Livros sobre tragédias não são exatamente um gênero literário — ficam sob o guarda-chuva da não ficção, na categoria livro-reportagem —, mas têm, não por acaso, uma legião de fãs. Estou entre eles. Dos livros que mais me impressionaram estão No ar rarefeito e Endurance, duas joias dessa literatura, ainda que totalmente diversos entre si.

Quando li No ar rarefeito, no meio da história, conhecendo intimamente cada personagem, parei a leitura para pesquisar quem morreria e quem sobreviveria. Precisava, de alguma forma, me preparar para o que viria. Com Endurance aconteceu o inverso. Já se sabe que a tripulação do navio — que em 1914 partiu rumo à Antártica e afundou lentamente no mar gelado do Polo Sul —, depois de alguns meses, regressou sã e salva à terra firme. O que nos prende a essa jornada são a luta pela sobrevivência numa região inóspita e a figura lendária de Shackleton.

Entre os autores brasileiros, Ivan Sant’Anna é um especialista neste tipo de narrativa. Em sua obra, que também inclui ficção, há uma parcela dedicada aos desastres, a maioria deles aéreos. Sua paixão por aviões acabou contagiando a escrita, e Voo cego, que a Objetiva lança agora em fevereiro, é seu quarto livro sobre o tema.

Como editora, comecei a trabalhar com Ivan em Perda total.
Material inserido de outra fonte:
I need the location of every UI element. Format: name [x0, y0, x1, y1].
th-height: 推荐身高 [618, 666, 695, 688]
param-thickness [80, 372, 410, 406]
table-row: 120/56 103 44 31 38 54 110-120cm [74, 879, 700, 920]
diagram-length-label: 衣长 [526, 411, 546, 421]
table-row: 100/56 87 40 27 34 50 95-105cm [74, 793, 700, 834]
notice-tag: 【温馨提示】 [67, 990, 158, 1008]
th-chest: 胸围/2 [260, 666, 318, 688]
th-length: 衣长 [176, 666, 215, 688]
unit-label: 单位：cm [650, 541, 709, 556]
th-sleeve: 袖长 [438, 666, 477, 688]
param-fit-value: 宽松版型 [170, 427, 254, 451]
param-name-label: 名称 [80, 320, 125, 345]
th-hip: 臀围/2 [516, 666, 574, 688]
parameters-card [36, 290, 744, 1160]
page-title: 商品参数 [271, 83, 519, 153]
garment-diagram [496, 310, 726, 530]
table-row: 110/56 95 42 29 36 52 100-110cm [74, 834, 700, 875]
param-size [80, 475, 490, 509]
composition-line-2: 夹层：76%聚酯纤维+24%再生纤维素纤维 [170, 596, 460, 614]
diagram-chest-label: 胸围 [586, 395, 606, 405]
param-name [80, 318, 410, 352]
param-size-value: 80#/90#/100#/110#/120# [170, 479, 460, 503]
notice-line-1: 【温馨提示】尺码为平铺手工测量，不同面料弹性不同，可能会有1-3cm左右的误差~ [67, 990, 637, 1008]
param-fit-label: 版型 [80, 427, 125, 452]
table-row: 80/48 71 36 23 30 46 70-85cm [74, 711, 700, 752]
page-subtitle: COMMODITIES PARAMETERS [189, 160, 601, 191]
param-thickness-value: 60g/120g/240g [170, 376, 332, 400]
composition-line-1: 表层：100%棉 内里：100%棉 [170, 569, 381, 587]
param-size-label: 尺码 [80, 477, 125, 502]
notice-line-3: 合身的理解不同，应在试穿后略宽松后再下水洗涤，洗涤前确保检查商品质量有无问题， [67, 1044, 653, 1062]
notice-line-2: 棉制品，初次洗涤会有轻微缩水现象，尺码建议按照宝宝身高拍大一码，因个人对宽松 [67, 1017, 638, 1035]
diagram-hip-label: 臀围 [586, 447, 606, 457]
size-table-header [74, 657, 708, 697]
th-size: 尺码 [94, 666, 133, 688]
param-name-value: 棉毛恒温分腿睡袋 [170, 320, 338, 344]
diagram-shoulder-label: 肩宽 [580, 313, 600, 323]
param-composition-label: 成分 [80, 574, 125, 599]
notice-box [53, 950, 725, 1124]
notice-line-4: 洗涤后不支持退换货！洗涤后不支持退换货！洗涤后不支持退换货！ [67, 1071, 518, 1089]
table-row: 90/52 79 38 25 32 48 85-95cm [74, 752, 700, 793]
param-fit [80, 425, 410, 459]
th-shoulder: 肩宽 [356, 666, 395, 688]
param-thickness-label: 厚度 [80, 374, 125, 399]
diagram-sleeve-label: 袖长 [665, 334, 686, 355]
Isso foi em 2010 e até hoje lembro vivamente da Rebeca, a jovem torcedora do Grêmio Porto Alegrense que morreu em um dos três acidentes descritos no livro. O nome dela e a tristeza que senti nunca mais me saíram da cabeça. Então por que lemos sobre tragédias? O embate do ser humano pela vida talvez seja um dos assuntos mais batidos e mais atraentes de livros, filmes, peças etc. Queremos entender os porquês, saber como foi. O fato de ser uma história real nos aproxima de um jeito quase hipnótico desses relatos. Podíamos ser nós ali, ou nossa família, ou nossos amigos. Também não lemos esse tipo de livro pelo suspense. Já sabemos o que vai acontecer, e talvez esteja aí parte da atração. É aterrorizante e ao mesmo tempo divino saber com antecedência que uma tragédia aguarda a todos logo ali, nas próximas páginas. Esses livros mexem com nossos medos mais profundos, falam de pessoas que ultrapassaram seus próprios limites e sobreviveram — ou não.

Voltando ao Voo cego, Ivan Sant’Anna se juntou ao piloto Luciano Mangoni para escrever sobre um desastre que ocorreu por motivos absolutamente incompreensíveis. Tanto que virou caso de estudo nas escolas de aviação comercial do mundo. Enquanto acompanhamos, passo a passo, a trajetória do AVA 052, um Boeing 707 que saiu da Colômbia em direção aos Estados Unidos, é impossível não nos sensibilizarmos com o destino que aguarda cada passageiro e tripulante do voo. Não quero dar spoilers, mas o mais angustiante neste livro é que não há aviso, não há preâmbulo para a tragédia.

* * * * *

Daniela Duarte é editora da Objetiva.